A pause as Jeremy absorbed the information and processed it through his fiscal mechanisms. “An income stream, then? Yes … that works. But it’s not enough to buy your little Eden in the Keys?”

“Not by a long shot.”

My brother understood finances, as he had turned to making money as a new endeavor. Three years ago, after a period of intense study of the stock market, he claimed the market had but two true states, blustering drunkard or scared child. Jeremy claimed gobbets of profit from this insight and I believed him, money too trivial for my brother’s lies. The stock market was simply a hobby at which his brilliant but unconventional mind excelled.

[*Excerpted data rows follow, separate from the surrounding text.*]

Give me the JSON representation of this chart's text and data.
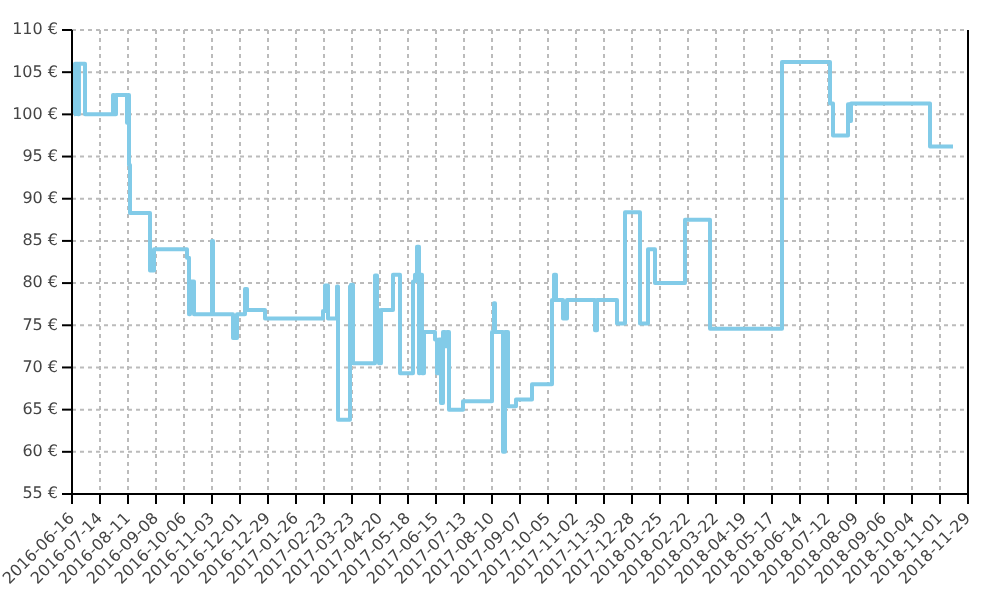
{
  "chart_data": {
    "type": "step",
    "color": "#82cbe8",
    "grid": true,
    "legend": false,
    "marker": "none",
    "line_style": "solid",
    "x": [
      "2016-06-18",
      "2016-06-19",
      "2016-06-22",
      "2016-06-23",
      "2016-06-29",
      "2016-07-27",
      "2016-07-28",
      "2016-07-30",
      "2016-08-10",
      "2016-08-11",
      "2016-08-12",
      "2016-08-13",
      "2016-09-02",
      "2016-09-06",
      "2016-10-09",
      "2016-10-11",
      "2016-10-12",
      "2016-10-16",
      "2016-11-03",
      "2016-11-04",
      "2016-11-24",
      "2016-11-28",
      "2016-12-06",
      "2016-12-08",
      "2016-12-26",
      "2017-02-22",
      "2017-02-24",
      "2017-02-27",
      "2017-03-08",
      "2017-03-09",
      "2017-03-21",
      "2017-03-22",
      "2017-03-24",
      "2017-04-15",
      "2017-04-17",
      "2017-04-19",
      "2017-04-21",
      "2017-05-03",
      "2017-05-10",
      "2017-05-23",
      "2017-05-25",
      "2017-05-27",
      "2017-05-29",
      "2017-05-30",
      "2017-06-01",
      "2017-06-03",
      "2017-06-14",
      "2017-06-16",
      "2017-06-18",
      "2017-06-20",
      "2017-06-22",
      "2017-06-24",
      "2017-06-26",
      "2017-06-28",
      "2017-07-12",
      "2017-08-10",
      "2017-08-12",
      "2017-08-13",
      "2017-08-21",
      "2017-08-23",
      "2017-08-26",
      "2017-09-03",
      "2017-09-19",
      "2017-10-09",
      "2017-10-11",
      "2017-10-13",
      "2017-10-20",
      "2017-10-24",
      "2017-11-21",
      "2017-11-23",
      "2017-12-13",
      "2017-12-21",
      "2018-01-05",
      "2018-01-13",
      "2018-01-20",
      "2018-02-19",
      "2018-03-16",
      "2018-05-27",
      "2018-07-14",
      "2018-07-17",
      "2018-08-01",
      "2018-08-02",
      "2018-08-04",
      "2018-10-22",
      "2018-11-14"
    ],
    "values": [
      100,
      106,
      100,
      106,
      100,
      102.3,
      100,
      102.3,
      99,
      102.3,
      94,
      88.3,
      81.5,
      84,
      83,
      76.3,
      80.2,
      76.3,
      85,
      76.3,
      73.5,
      76.3,
      79.3,
      76.8,
      75.8,
      76.7,
      79.7,
      75.8,
      79.6,
      63.8,
      79.6,
      79.8,
      70.5,
      80.9,
      76.8,
      70.5,
      76.8,
      81,
      69.3,
      80.2,
      81,
      84.3,
      69.3,
      81,
      69.3,
      74.2,
      73.3,
      69.3,
      73.3,
      65.8,
      74.2,
      72.5,
      74.2,
      65,
      66,
      74.2,
      77.6,
      74.2,
      60,
      74.2,
      65.4,
      66.2,
      68,
      78,
      81,
      78,
      75.8,
      78,
      74.4,
      78,
      75.2,
      88.4,
      75.2,
      84,
      80,
      87.5,
      74.6,
      106.2,
      101.3,
      97.5,
      101.2,
      99.2,
      101.3,
      96.2,
      96.2
    ],
    "xlim": [
      "2016-06-16",
      "2018-11-29"
    ],
    "xticks": [
      "2016-06-16",
      "2016-07-14",
      "2016-08-11",
      "2016-09-08",
      "2016-10-06",
      "2016-11-03",
      "2016-12-01",
      "2016-12-29",
      "2017-01-26",
      "2017-02-23",
      "2017-03-23",
      "2017-04-20",
      "2017-05-18",
      "2017-06-15",
      "2017-07-13",
      "2017-08-10",
      "2017-09-07",
      "2017-10-05",
      "2017-11-02",
      "2017-11-30",
      "2017-12-28",
      "2018-01-25",
      "2018-02-22",
      "2018-03-22",
      "2018-04-19",
      "2018-05-17",
      "2018-06-14",
      "2018-07-12",
      "2018-08-09",
      "2018-09-06",
      "2018-10-04",
      "2018-11-01",
      "2018-11-29"
    ],
    "ylim": [
      55,
      110
    ],
    "yticks": [
      {
        "value": 55,
        "label": "55 €"
      },
      {
        "value": 60,
        "label": "60 €"
      },
      {
        "value": 65,
        "label": "65 €"
      },
      {
        "value": 70,
        "label": "70 €"
      },
      {
        "value": 75,
        "label": "75 €"
      },
      {
        "value": 80,
        "label": "80 €"
      },
      {
        "value": 85,
        "label": "85 €"
      },
      {
        "value": 90,
        "label": "90 €"
      },
      {
        "value": 95,
        "label": "95 €"
      },
      {
        "value": 100,
        "label": "100 €"
      },
      {
        "value": 105,
        "label": "105 €"
      },
      {
        "value": 110,
        "label": "110 €"
      }
    ]
  }
}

He leaned close to his camera, his face filling my screen. “I’ve got more goddamn lucre than I know what to do with, Carson. I can’t buy a Maserati, I can’t build a distinctive abode, I can’t do anything fun without calling attention to myself, which I mustn’t do, lest the constabulary take an interest in my existence. I’ll give you the money.”

“I thank you for your offer, Jeremy. But I prefer to make my own money, just like you do. Secondly, you can’t simply give me money. It would have to be reported.”

He stared at me for a long moment. “This event has been hard on me, Carson. Not knowing where you were. I realize I should see you more.” There was a strange flicker of mirth in his voice.

“What do you mean?” I asked.

He touched his mouse and disappeared.





16





Monday morning I met Gershwin at a Mexican restaurant on the southern edge of Miami, anxious to brainstorm more on the Carosso connection, our only solid lead.

“You figure Carosso did something weird with the concrete load?” Gershwin said, ladling salsa verde over huevos rancheros. “That was why he was so hinky-dinky?”

“He might have actually done as he said, dumped it. Or diverted the concrete to some site where he got paid for the load. He was afraid of being fired for stealing ’crete. He might not have a thing to do with the murders.”

“How about we add pressure anyway?”

A Redi-flow dispatcher told us today was Carosso’s off day and we were at his door in twenty minutes. “I hope the guy’s taken a shower since Friday,” Gershwin said. “It was like standing beside a rotting mule.”